Categorising documents into folders or tags has challenges due to the multiple facets of information; messy approaches may be better depending on individual habits, or search tools across an organisation. Classification is important in libraries, but takes time for individuals to create and can even cause undue attachment to the classification system.
Some people prefer calendaring all activities months in advance, others plan each day as it comes. Some see daily plans as stifling, and prefer looser monthly plans.

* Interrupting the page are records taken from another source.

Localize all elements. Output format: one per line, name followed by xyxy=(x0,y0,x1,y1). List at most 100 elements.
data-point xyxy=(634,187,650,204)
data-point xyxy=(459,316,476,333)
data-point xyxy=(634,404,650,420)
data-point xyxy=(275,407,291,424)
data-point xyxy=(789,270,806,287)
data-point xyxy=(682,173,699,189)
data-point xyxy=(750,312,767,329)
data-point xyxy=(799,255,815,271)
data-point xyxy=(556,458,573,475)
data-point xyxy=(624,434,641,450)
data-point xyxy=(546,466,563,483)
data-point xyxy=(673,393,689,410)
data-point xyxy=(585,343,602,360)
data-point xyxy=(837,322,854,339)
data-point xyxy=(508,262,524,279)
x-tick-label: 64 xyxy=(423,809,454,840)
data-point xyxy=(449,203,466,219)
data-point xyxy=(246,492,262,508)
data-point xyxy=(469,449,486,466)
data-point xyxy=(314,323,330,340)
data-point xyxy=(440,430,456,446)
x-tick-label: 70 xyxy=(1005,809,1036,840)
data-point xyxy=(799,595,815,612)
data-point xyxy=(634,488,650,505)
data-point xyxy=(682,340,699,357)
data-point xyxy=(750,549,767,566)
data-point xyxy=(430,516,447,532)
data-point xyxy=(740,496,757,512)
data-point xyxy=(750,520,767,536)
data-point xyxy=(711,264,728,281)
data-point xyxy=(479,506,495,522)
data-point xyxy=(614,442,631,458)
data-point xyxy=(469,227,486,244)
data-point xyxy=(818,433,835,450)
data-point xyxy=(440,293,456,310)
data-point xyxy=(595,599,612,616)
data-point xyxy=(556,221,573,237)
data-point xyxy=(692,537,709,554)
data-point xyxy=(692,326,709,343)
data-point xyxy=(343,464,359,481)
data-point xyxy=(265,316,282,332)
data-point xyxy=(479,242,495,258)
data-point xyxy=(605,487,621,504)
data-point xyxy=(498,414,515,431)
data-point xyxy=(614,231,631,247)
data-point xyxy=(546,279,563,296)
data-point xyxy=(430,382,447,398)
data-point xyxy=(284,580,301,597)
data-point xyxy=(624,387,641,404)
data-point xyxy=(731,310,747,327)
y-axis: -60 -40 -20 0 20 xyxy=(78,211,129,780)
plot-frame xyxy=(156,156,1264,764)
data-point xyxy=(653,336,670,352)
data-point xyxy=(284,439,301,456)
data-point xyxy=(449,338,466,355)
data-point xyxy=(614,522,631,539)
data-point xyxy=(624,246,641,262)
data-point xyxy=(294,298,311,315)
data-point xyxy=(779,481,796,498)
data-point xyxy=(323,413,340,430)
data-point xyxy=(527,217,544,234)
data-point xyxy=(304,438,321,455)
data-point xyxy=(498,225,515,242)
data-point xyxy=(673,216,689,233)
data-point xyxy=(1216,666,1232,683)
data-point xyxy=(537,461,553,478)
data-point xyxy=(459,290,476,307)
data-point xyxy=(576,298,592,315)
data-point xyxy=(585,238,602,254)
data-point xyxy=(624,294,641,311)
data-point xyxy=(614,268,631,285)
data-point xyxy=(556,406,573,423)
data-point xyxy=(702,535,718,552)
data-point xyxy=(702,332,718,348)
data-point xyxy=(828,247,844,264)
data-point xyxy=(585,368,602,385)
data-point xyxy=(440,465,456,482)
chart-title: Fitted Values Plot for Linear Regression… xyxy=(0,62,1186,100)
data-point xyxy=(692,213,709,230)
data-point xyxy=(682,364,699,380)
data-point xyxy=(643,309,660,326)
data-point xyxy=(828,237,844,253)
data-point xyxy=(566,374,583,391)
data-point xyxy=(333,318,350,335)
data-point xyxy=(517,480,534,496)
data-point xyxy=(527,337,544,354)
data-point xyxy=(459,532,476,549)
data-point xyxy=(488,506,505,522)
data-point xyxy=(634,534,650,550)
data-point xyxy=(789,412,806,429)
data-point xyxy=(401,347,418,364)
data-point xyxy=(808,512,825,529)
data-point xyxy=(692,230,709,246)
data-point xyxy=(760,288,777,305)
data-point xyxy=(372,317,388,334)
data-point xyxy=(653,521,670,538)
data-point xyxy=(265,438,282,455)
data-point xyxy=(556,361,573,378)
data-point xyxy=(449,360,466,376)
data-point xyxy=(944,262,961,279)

Matchmaking and compatibility algorithms have been used in domains as varied as recruitment and dating – with mixed results. Some desired qualities are hard to specify in neatly-defined attribute categories. Chatbots work well in structured domains, but less so in context-rich and messy conversations.
Playgrounds today are designed to minimise mishaps and reduce the risk of lawsuits, but messy play areas improve children’s alertness to risk. Parents today over-protect children, but this may be limiting their scope to become fully human, cautions Tim.
“Life cannot be controlled. Life itself is messy,” Tim says. Openness and adaptability should not be undervalued in the face of tidy predictability. “Real creativity, excitement and humanity lie in the messy parts of life, not the tidy ones,” he signs off.